This time it’s real: U.S. ready to give up control over key internet functions
Government ready to relinquish control over IANA contract.
In 2009 the U.S Government agreed to the “Affirmation of Commitments” with ICANN to set if free from U.S. control.
The press ate it up, assuming that it meant the U.S. had given up control of the internet.
The key contract that the U.S. government controls for the internet’s naming system is actually the Internet Assigned Number Authority (IANA) contract, which includes managing the root zone. That contract is awarded by the U.S.’ National Telecommunications and Information Administration to ICANN.
Signing the Affirmation of Commitments gave the U.S. government a way to say it was relinquishing control of the internet without actually doing it. It bought it time.
Now it appears the government is serious. It announced today that it’s ready to wash its hands of this key contract for managing the root zone.
ICANN’s new CEO Fadi Chehade has been pushing for more separation from the U.S. government after the Edward Snowden revelations. He has gotten his wish, but a high stakes game of poker is about to ensue. Chehade will have to tread carefully and skillfully in the coming 18 months, the unofficial deadline for coming up with an alternative to the existing contract.
The U.S. government said it won’t accept a model in which another government-led group controls these important functions. This is key, and it has been my primary concern about the power vacuum that would take place if the U.S. government bowed out.

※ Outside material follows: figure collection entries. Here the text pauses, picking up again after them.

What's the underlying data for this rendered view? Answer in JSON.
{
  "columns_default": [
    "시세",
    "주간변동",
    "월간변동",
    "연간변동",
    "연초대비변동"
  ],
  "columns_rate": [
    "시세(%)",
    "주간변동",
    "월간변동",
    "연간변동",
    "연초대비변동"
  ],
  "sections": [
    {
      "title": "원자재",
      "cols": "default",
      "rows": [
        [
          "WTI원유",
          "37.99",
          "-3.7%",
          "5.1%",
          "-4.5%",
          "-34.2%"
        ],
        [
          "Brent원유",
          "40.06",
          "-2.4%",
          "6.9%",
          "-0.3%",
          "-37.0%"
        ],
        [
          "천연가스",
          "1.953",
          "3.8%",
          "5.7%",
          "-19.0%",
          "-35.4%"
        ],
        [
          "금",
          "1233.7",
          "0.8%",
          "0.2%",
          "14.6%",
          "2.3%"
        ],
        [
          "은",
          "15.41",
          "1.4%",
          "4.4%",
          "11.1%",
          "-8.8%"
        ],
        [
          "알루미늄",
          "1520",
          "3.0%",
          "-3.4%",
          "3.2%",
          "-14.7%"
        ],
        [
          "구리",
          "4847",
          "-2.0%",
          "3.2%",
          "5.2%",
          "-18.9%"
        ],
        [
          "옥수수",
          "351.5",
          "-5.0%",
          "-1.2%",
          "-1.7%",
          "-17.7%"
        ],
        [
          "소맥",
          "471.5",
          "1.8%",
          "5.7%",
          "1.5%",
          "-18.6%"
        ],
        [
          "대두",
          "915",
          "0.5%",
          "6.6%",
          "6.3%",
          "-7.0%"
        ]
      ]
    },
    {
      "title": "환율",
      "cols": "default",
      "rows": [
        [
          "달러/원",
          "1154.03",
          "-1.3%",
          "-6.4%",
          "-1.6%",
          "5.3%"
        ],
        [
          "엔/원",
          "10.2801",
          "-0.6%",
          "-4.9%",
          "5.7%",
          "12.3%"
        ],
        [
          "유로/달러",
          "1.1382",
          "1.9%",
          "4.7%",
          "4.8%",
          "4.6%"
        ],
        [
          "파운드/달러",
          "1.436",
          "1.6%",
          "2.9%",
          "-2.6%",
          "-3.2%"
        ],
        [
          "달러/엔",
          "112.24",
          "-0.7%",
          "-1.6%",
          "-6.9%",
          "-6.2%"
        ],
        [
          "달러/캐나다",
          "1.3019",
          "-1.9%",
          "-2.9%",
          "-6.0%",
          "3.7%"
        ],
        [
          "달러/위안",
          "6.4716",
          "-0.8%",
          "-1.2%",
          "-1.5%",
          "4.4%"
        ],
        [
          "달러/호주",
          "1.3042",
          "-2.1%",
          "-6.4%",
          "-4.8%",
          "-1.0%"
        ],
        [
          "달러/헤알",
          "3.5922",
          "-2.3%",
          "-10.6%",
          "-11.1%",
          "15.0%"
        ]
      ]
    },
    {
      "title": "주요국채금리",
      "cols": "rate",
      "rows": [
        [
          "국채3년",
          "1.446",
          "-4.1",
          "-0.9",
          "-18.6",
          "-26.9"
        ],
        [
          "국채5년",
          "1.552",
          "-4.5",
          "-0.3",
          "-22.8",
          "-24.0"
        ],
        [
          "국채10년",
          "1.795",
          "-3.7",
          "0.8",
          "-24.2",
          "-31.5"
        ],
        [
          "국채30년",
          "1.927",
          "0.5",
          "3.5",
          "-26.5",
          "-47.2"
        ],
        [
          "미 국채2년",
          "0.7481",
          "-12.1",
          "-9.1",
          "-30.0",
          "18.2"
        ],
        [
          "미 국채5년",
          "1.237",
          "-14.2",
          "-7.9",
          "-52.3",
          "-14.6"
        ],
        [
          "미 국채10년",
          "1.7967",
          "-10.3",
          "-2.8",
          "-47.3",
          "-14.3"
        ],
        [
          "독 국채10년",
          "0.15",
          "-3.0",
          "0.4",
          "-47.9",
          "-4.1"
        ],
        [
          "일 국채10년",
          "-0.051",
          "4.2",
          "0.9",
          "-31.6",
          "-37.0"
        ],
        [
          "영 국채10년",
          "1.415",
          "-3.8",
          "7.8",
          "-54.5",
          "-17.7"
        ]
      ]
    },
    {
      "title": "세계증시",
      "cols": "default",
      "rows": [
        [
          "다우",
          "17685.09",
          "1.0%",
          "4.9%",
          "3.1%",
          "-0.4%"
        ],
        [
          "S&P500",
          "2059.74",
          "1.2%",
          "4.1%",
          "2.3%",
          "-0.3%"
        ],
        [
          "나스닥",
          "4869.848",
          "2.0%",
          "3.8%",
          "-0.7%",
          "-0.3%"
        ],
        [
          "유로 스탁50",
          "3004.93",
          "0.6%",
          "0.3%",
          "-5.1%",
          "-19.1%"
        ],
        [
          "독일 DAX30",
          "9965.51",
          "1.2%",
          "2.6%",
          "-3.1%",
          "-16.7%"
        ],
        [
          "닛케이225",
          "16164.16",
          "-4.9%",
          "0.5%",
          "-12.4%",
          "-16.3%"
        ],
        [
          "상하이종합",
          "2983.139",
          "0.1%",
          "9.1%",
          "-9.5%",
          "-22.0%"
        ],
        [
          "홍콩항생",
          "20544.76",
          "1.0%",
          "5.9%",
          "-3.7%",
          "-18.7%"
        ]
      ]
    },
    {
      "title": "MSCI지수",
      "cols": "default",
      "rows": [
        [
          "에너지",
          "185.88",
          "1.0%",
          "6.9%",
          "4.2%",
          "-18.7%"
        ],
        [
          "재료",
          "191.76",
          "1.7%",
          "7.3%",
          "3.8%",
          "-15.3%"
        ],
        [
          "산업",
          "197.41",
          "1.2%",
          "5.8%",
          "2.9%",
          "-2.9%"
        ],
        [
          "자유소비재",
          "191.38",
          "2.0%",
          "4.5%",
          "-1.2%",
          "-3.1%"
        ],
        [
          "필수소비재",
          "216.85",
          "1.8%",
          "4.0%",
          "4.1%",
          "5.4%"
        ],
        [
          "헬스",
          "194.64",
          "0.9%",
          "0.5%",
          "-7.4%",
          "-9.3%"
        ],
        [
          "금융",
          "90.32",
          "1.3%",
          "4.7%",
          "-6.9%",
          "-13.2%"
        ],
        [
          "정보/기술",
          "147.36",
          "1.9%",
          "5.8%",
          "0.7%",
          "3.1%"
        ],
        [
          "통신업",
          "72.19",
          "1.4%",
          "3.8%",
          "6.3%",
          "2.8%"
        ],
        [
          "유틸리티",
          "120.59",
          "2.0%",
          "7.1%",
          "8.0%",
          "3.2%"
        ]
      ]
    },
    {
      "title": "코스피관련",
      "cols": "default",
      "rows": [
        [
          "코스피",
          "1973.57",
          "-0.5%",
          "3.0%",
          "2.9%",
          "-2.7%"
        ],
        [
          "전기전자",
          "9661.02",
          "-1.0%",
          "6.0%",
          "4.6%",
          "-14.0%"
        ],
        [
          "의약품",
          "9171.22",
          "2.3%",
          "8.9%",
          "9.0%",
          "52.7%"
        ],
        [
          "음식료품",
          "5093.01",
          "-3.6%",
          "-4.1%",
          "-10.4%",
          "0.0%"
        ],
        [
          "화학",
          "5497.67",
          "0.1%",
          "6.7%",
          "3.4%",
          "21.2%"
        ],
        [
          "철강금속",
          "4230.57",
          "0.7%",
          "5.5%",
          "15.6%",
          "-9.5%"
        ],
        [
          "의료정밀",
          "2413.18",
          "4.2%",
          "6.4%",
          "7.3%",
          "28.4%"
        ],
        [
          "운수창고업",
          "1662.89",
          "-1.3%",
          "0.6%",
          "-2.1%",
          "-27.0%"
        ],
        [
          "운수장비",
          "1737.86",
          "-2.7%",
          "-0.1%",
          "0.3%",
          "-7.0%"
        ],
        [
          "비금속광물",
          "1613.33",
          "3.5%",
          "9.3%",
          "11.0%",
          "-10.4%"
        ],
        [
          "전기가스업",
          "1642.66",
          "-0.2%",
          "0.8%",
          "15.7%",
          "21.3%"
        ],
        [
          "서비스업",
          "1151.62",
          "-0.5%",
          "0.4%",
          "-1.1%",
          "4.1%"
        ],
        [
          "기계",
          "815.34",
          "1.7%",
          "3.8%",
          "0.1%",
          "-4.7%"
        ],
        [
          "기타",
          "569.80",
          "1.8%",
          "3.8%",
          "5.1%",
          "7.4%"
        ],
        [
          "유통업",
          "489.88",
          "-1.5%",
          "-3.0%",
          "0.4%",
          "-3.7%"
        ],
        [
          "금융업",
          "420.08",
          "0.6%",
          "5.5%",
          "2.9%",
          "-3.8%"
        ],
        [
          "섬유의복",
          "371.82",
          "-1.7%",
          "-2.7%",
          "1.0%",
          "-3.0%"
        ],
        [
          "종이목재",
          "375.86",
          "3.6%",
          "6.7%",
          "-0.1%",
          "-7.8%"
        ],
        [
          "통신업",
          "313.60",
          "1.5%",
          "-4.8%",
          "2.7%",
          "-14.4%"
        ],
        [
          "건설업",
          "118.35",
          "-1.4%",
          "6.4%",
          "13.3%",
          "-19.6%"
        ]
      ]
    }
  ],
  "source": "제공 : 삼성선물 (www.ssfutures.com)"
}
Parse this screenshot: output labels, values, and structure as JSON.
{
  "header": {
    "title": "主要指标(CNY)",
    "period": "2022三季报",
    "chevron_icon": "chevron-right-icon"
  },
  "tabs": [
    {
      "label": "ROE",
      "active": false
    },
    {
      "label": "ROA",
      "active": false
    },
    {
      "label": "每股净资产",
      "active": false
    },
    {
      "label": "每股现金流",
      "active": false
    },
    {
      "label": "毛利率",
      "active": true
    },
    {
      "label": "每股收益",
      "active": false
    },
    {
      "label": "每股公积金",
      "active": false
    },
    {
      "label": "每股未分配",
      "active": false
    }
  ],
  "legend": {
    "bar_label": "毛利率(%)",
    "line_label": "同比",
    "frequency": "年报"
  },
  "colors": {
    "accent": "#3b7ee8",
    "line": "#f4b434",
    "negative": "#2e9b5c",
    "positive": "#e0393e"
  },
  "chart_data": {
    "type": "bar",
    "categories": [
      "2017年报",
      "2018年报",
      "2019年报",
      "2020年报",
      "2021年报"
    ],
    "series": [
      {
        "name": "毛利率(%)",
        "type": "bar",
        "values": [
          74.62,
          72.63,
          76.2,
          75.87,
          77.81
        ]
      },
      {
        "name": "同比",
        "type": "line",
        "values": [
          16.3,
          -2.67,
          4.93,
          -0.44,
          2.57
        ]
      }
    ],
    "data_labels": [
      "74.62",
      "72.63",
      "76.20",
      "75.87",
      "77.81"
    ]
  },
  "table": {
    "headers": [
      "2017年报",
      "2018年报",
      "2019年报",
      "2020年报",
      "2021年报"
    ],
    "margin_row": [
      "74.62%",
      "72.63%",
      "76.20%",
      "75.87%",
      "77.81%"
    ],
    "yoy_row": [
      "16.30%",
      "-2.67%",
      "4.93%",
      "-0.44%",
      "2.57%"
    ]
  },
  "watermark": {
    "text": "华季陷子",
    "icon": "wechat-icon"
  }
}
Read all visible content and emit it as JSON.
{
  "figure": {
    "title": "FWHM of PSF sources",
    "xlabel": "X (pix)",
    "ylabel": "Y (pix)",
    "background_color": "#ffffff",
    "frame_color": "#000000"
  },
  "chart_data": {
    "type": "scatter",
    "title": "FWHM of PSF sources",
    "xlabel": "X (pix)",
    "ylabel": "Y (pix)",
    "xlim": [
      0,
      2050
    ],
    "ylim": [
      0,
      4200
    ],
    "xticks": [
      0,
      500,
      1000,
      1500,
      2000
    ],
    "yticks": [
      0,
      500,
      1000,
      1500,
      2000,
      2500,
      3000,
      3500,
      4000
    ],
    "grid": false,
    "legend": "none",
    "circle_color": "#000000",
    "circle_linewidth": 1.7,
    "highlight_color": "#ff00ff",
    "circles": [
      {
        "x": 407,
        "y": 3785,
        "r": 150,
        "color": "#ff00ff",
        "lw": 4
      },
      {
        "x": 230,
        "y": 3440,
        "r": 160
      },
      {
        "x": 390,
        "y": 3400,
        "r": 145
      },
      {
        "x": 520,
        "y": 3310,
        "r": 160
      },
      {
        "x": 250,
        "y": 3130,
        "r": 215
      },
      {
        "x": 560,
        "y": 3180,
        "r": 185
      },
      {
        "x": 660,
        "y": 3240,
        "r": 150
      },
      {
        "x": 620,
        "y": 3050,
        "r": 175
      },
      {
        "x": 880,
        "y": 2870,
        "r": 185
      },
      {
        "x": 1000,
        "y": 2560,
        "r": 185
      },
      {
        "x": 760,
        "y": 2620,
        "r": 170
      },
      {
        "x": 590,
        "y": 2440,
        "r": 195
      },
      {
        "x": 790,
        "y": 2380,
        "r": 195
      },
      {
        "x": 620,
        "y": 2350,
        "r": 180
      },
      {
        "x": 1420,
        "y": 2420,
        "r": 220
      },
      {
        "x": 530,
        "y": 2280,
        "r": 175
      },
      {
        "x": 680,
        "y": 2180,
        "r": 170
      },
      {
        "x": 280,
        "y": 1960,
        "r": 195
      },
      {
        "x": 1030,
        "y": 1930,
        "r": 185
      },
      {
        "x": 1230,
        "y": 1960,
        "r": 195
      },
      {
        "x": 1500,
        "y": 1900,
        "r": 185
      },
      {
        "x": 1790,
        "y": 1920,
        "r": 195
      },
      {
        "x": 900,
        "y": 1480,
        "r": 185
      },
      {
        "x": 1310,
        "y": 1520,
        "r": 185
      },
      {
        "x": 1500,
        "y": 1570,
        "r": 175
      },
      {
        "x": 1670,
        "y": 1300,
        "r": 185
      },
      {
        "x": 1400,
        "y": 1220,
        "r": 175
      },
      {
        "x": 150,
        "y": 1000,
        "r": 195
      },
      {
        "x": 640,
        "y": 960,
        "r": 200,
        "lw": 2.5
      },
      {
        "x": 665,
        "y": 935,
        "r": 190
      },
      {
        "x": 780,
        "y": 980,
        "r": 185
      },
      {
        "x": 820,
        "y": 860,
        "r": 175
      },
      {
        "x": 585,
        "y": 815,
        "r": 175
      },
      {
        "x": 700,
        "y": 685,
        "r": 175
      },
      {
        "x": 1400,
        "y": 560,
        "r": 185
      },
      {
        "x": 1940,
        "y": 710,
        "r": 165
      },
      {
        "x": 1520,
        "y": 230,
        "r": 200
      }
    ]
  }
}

It seems that the U.S. will have a role in deciding how the IANA functions are carried out going forward even if it’s not handing out the contract itself. It will effectively control how the hand-off occurs, even if it’s behind the scenes. The idea is the ICANN will continue to handle the IANA functions, it just won’t be the result of a government contract.
I wonder if 18 months will be enough time to figure out what is a key ingredient to the internet as we know it.